Persyaratan untuk menjadi sarjana, Apakah masih perlu menggunakan skripsi?


Negara kita Indonesia, masih umum mewajibkan mahasiswanya untuk mengajukan skripsi sebagai salah satu prasyarat untuk mendapatkan gelar sarjana. Skripsi ini adalah sebuah laporan hasil proyek yang dikerjakan oleh mahasiswa yang bersangkutan. Proyek yang paling umum dilakukan adalah proyek penelitian. Ya, mahasiswa entah apa bidang keilmuannya, harus dan wajib untuk melakukan sebuah penelitian sesuai dengan bidang keilmuannya dan menuliskan laporannya serta melaporkannya. Tidak tanggung-tanggung, mahasiswa juga diharuskan untuk mempertahankan idenya diharapan para intektual yang professional.

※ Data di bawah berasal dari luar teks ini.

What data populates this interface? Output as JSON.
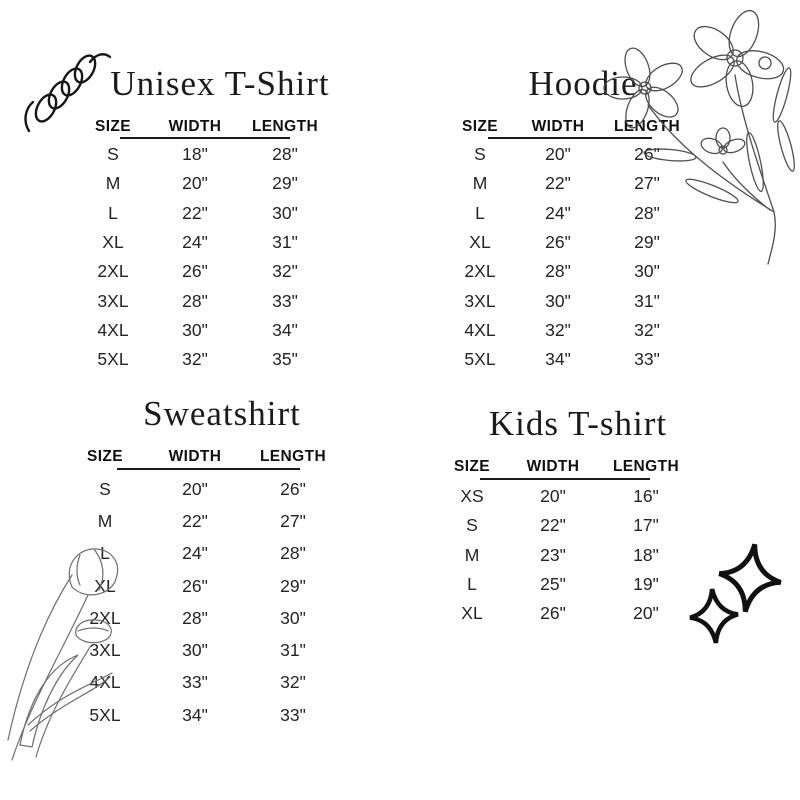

Skripsi, pada awalnya digagas sebagai bentuk sumbangan dalam bentuk ilmu pengetahuan yang dilakukan oleh para scholars atau mahasiswa yang menempuh pendidikan tertentu. Sumbangan ilmu pengetahuan ini menjadi salah satu kunci kemajuan ilmu pengetahuan dan juga kesejahteraan komunitas atau masyarakat . Perlu digaris bawahi, ‘sumbangan’. Hakikatnya sumbangan adalah bersifat sukarela dan dengan hati yang ringan dan lapang.

Tapi, apa yang kita temukan di lapangan sangat jauh berbeda dari konsep awal ini. Skripsi bukan lagi difungsikan sebagai bentuk sumbangan untuk memajukan ilmu pengetahuan dan menyejahterakan rakyat. Skripsi lebih bisa dikatakan sebagai alat untuk semakin menyengsarakan mahasiswa. Skripsi bahkan dinilai sebagai hal yang sangat menakutkan dan memberi beban. Skripsi juga dinilai hanya sebagai prasyarat untuk lulus, sehingga tidak heran jika kualitas dari skripsi yang dihasilkan oleh mahasiswa di negeri kita kebanyakan hanya berakhir di perpustakaan kampus atau sekedar majang di lemari baca.  Belum lagi, ketika menyusun skripsi, kita seperti belajar ulang lagi dari awal. Masa-masa belajar sebelum menulis skipsi seakan sia-sia. Seperti membuang-buang waktu saja. Tidak heran kalau ada yang beranggapan bahwa kuliah itu esensinya adalah hanya untuk menyelesaikan skripsi saja. Tidak hanya itu, skripsi juga kadang dijadikan sebagai proyek dosen untuk kepentingan kenaikan pangkatnya, kepentingan pribadinya. Kesannya jadi seperti ini, mahasiswa yang mati-matian membuat dan melaporkan hasil penelitian, dan dosen yang menikmati hasilnya secara tidak professional. Miris.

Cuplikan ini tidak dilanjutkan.